Source: The Boston Cooking-School Cook Book (1896)
This is a steaming pudding, which means the batter must be light enough to hold air pockets through gentle, moist heat — unlike baked puddings, where the dry oven sets the crumb. The control here is the batter's hydration and aeration before the apples go in.
Sift the flour, baking-powder, and salt together twice. The double sift is non-negotiable: it aerates the flour and distributes the leavening evenly so you won't get dense pockets. Rub the butter into the flour with cold fingertips until the mixture looks like fine breadcrumbs — irregular crumbs trap air, which the steam will expand later. Add the milk in two additions, stirring with a knife until just combined. The batter should be thick and shaggy, not smooth. Overmixing develops gluten, which tightens the crumb and fights the rise you need.
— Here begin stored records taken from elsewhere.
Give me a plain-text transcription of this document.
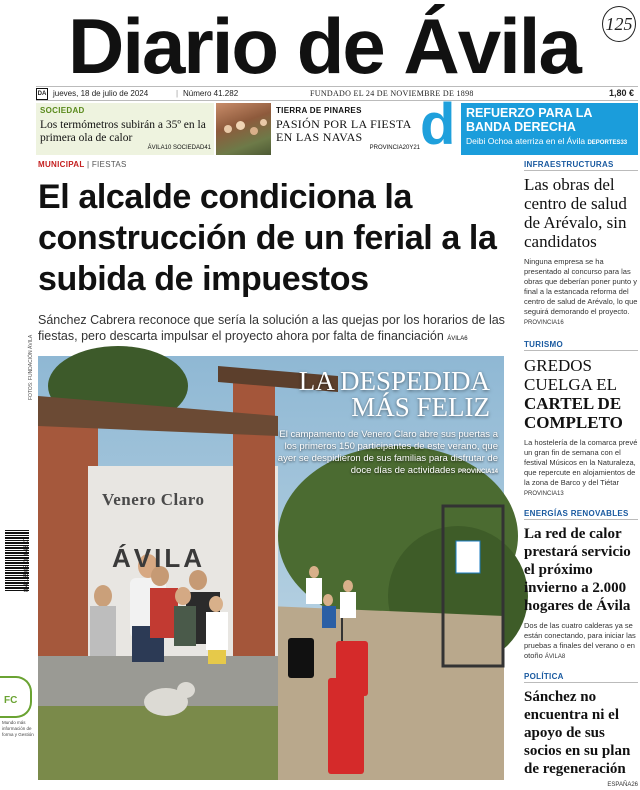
Diario de Ávila 125
DA jueves, 18 de julio de 2024	| Número 41.282	FUNDADO EL 24 DE NOVIEMBRE DE 1898	1,80 €
SOCIEDAD
Los termómetros subirán a 35º en la primera ola de calor
ÁVILA10 SOCIEDAD41
TIERRA DE PINARES
PASIÓN POR LA FIESTA EN LAS NAVAS
PROVINCIA20Y21 d REFUERZO PARA LA BANDA DERECHA
Deibi Ochoa aterriza en el Ávila DEPORTES33
MUNICIPAL | FIESTAS
El alcalde condiciona la construcción de un ferial a la subida de impuestos
Sánchez Cabrera reconoce que sería la solución a las quejas por los horarios de las fiestas, pero descarta impulsar el proyecto ahora por falta de financiación ÁVILA6
LA DESPEDIDA
MÁS FELIZ
El campamento de Venero Claro abre sus puertas a los primeros 150 participantes de este verano, que ayer se despidieron de sus familias para disfrutar de doce días de actividades PROVINCIA14
Venero Claro
ÁVILA
INFRAESTRUCTURAS
Las obras del centro de salud de Arévalo, sin candidatos
Ninguna empresa se ha presentado al concurso para las obras que deberían poner punto y final a la estancada reforma del centro de salud de Arévalo, lo que seguirá demorando el proyecto. PROVINCIA16
TURISMO
GREDOS
CUELGA EL
CARTEL DE
COMPLETO
La hostelería de la comarca prevé un gran fin de semana con el festival Músicos en la Naturaleza, que repercute en alojamientos de la zona de Barco y del Tiétar PROVINCIA13
ENERGÍAS RENOVABLES
La red de calor prestará servicio el próximo invierno a 2.000 hogares de Ávila
Dos de las cuatro calderas ya se están conectando, para iniciar las pruebas a finales del verano o en otoño ÁVILA8
POLÍTICA
Sánchez no encuentra ni el apoyo de sus socios en su plan de regeneración
ESPAÑA26
FOTOS: FUNDACIÓN ÁVILA
8 4 13505 00 043 07
FC
Mundo más información de forma y Gestión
Peel and core the apples, then cut them into eighths. Mix the sugar, nutmeg, and a pinch of salt in a small bowl — the spice needs distributing evenly through the fruit so you're not biting down on raw nutmeg. Generously butter a 1-litre pudding basin or metal mould. Spread half the batter across the base, arrange the apple pieces on top, scatter the sugar-spice mixture, then cover with the remaining batter. The apples should sit in the middle; they'll sink slightly into the lower batter during steaming and won't sink through to the bottom. Cover the mould tightly with buttered parchment and foil tied underneath — steam must not penetrate. Set it on a trivet in a pot with enough simmering water to reach halfway up the sides. The steam jacket will take about eighty minutes; the top should feel set and spring back when you press it lightly, but not firm. The apples below will have released their juice and softened into the batter, creating a jammy layer.
Turn the pudding out onto a warmed plate — the apples should have sunk slightly, creating a sunken crown where the steam released last. Serve warm with cold custard or a thin vanilla sauce so the temperature contrast sharpens the spice and fruit.